In any ev ent, nightime IR won't work looking out a window - reflection of the IR just closes everything down with these.

The Hauppauge stores .ts format (can convert to mpeg but it takes more room) and that plays well on Videolan.

The Swann has a 32 GB flash capability BUT comes with a 2 GB card. Still, if motion recording is set to 3 minutes, you can get a lot.

Downfall is, the IR nightime is crappy for picking up shadows due to IR LCD flicker. Need to be aimed well away from nearby objects, which kind of defeats that.

In any event, I just run the Hauppauge recorder from Dusk til Dawn (sounds ominous, don't it?).


----------



## Stu_computer (Jul 7, 2005)

I'm adding this for people in a similar situation looking for possible solutions...this is low tech but very effective...

Get some wooden stakes and a ball of twine and put it along the perimeter of your property (2 sides and backyard). Keep the twine between 18 inches to 2ft so a person has to deliberately step over it. If asked simply say you are thinking of putting in a fence. It helps the ruse if you can ask a few contractors to stop by to give an (free) estimate for fencing.

Add a couple of motion sensor securtiy lights, a very effective method of letting people know they are on your property after dark...and that they are now visible to you and the rest of the neighbourgood.

1/ By doing this you establish a visible boundry. Normally, people tend to respect visible boundries.

2/ It removes the ambiguity that tresspassing was accidental and not intended. Also, if video surveilence is added it clearly establishes the visible boundry was crossed and proves tresspassing occured.

3/ A few wooden stakes and a ball of twine is very cheap and easy to maintain.
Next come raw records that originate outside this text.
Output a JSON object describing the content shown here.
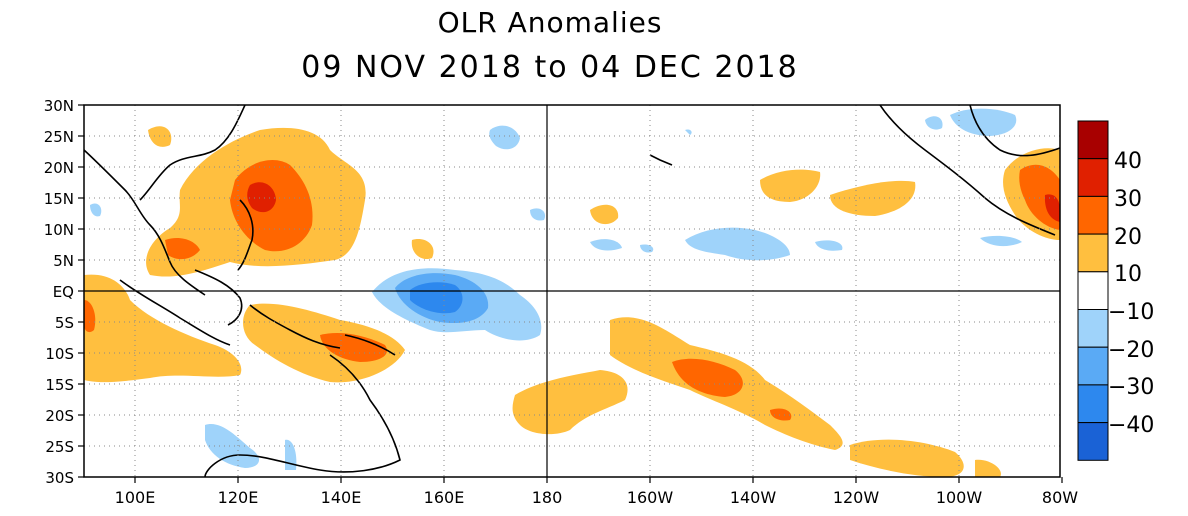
{
  "title": "OLR Anomalies",
  "subtitle": "09 NOV 2018 to 04 DEC 2018",
  "map": {
    "lon_range": [
      "90E",
      "80W"
    ],
    "lat_range": [
      "30S",
      "30N"
    ],
    "grid": "dotted",
    "reference_lines": [
      "EQ",
      "180"
    ],
    "lat_labels": [
      "30N",
      "25N",
      "20N",
      "15N",
      "10N",
      "5N",
      "EQ",
      "5S",
      "10S",
      "15S",
      "20S",
      "25S",
      "30S"
    ],
    "lon_labels": [
      "100E",
      "120E",
      "140E",
      "160E",
      "180",
      "160W",
      "140W",
      "120W",
      "100W",
      "80W"
    ]
  },
  "colorbar": {
    "labels": [
      "40",
      "30",
      "20",
      "10",
      "−10",
      "−20",
      "−30",
      "−40"
    ],
    "bins": [
      {
        "color": "#a80000"
      },
      {
        "color": "#e02000"
      },
      {
        "color": "#ff6600"
      },
      {
        "color": "#ffbf3f"
      },
      {
        "color": "#ffffff"
      },
      {
        "color": "#9fd3fa"
      },
      {
        "color": "#5aaaf5"
      },
      {
        "color": "#2d88ee"
      },
      {
        "color": "#1a62d6"
      }
    ]
  }
}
4/ You may like a contractors suggestions for fencing your yard, it's up to you if you actually do fence it and if you hire a contractor or DIY.


Simply, you have to let people know when they've crossed the line, and 'marking your territory' in an non-offensive way of doing it.

Tip: if your thinking of adding home security devices check with your insurance agent first, you may get some tips that will lower the policy rates.


----------



## Raylo (Feb 12, 2006)

I did exactly this at my parents' house along where the property boders a road where people walk back and forth to the beach. Some would stop and let their dogs go potty in the yard.... I love dogs but that is just not right. The low barrier I made out of pvc pipes hamered into the sand with a thin poly rope run through it works great for this sort of thing.


----------



## Jason (Dec 30, 2001)

Raylo thank you for the information you have posted. We have been having a problem around here with kids breaking into cars and houses. I would love to have a nice DVR system setup, but it seems like 2k-3k is the starting price for a good basic system with a couple of cameras.

On a side note, I did purchase some cheaper trail camera's that hunters tend to use. They are working decent, but not the greatest. One is setup for pictures, the other takes a 10 second video clip. The video camera seems to have a delay or something, since I'm often capturing nothing.


----------



## 1mancrew (Dec 7, 2010)

Q-SEE makes a easy to setup and use camera system that will include everything you need. You can even use your I-Phone to log onto the DVR to see what is on each camera. you can pick up a 4 camera indoor/outdoor system for a couple of hundred that works real well.


----------